Built on a foundation already proven in production

Validation for this case didn’t come from a formal usability test run with Unimed, it came from an already-established foundation. The product had already been through its “trial by fire” with a previous client, so the core (flow, architecture, language) was already validated in production before Unimed came on board.

The work specific to Unimed was building new services and features on top of that proven foundation, like the dedicated onboarding, tailored to their specific audience and contract, without needing to rebuild from scratch or revalidate what had already proven solid with another client.

Validation for these specific pieces came from real production results, detailed in the impact section below.

Scale, retention, and trust at pandemic volume

40K+

Primary beneficiaries · dependents not counted

50K

Consultations per month · 24/7 + scheduled

<30%

No-show rate during pandemic lockdowns

80%+

Chat retention · doubts resolved in-app

Consultation volume reached approximately 50,000 per month, an unusually high number, especially considering the pandemic period the product was operating in. The app became the access point for medical orders, prescriptions, medical certificates, and other kinds of assistance when almost no one could leave home.
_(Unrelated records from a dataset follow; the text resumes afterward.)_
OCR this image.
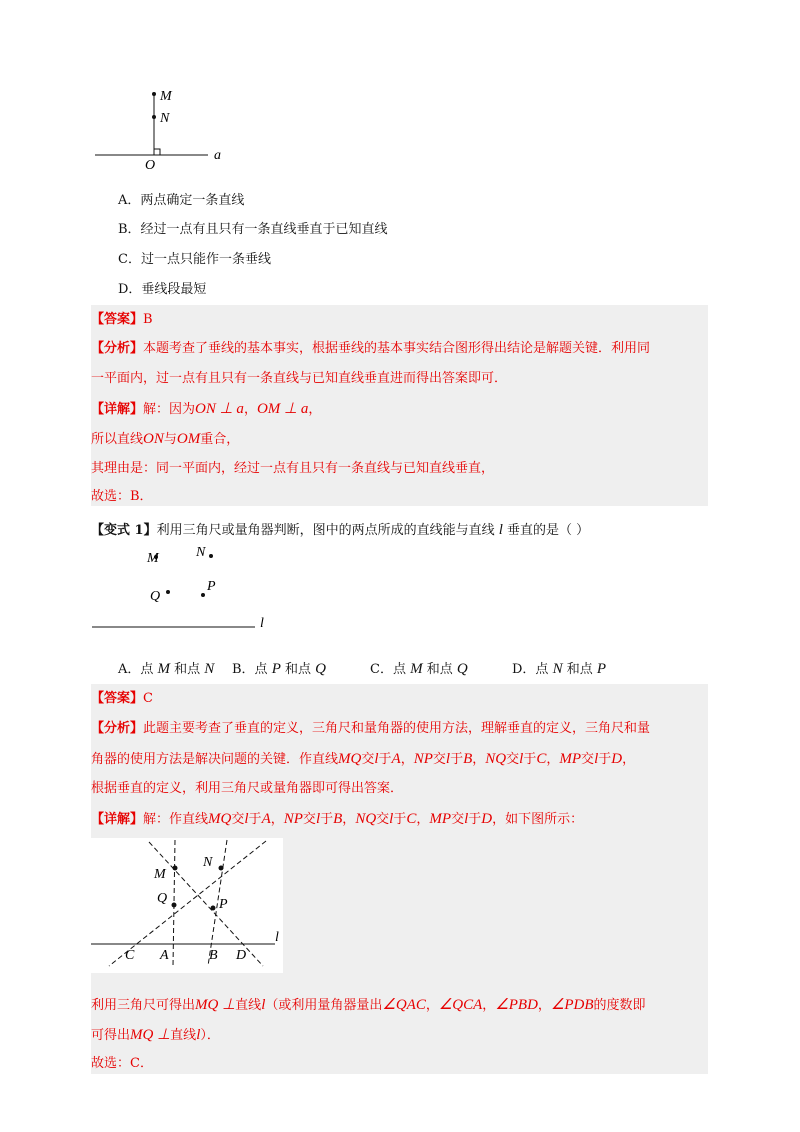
M
N
O
a
A．两点确定一条直线
B．经过一点有且只有一条直线垂直于已知直线
C．过一点只能作一条垂线
D．垂线段最短
【答案】B
【分析】本题考查了垂线的基本事实，根据垂线的基本事实结合图形得出结论是解题关键．利用同
一平面内，过一点有且只有一条直线与已知直线垂直进而得出答案即可．
【详解】解：因为ON ⊥ a，OM ⊥ a，
所以直线ON与OM重合，
其理由是：同一平面内，经过一点有且只有一条直线与已知直线垂直，
故选：B．
【变式 1】利用三角尺或量角器判断，图中的两点所成的直线能与直线 l 垂直的是（ ）
M	N
Q
P
l
A．点 M 和点 N B．点 P 和点 Q	C．点 M 和点 Q	D．点 N 和点 P
【答案】C
【分析】此题主要考查了垂直的定义，三角尺和量角器的使用方法，理解垂直的定义，三角尺和量
角器的使用方法是解决问题的关键．作直线MQ交l于A，NP交l于B，NQ交l于C，MP交l于D，
根据垂直的定义，利用三角尺或量角器即可得出答案．
【详解】解：作直线MQ交l于A，NP交l于B，NQ交l于C，MP交l于D，如下图所示：
M
N
Q	P
l
C A	B D
利用三角尺可得出MQ ⊥直线l（或利用量角器量出∠QAC，∠QCA，∠PBD，∠PDB的度数即
可得出MQ ⊥直线l）．
故选：C．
  • In-consultation referrals: when needed, made directly during the consultation, no extra step or redirect to another channel
  • No-show discipline: patients who scheduled but didn’t attend stayed below 30%, a strong number given the context and the product’s role as primary healthcare access
  • Support that retains: the 24/7 chat retained over 80% of clients who reached out with a doubt, resolving it with direct guidance instead of losing the user mid-flow
  • Designed with Karla Granadeiro: research, flows, and design system delivered as a paired design effort during COVID peak demand

Anxiety reduction is the engagement metric

In health products, every ambiguous scheduling step adds stress; every clear next step keeps people in the flow. The priority ahead is real-time appointment status and integrated health records across consultations, so trust extends beyond the first visit.

When beneficiaries aged 60+ are learning telemedicine for the first time, the interface is only half the product. Onboarding, chat, and aligned human support are what make remote care feel like it will “actually work when I need it.”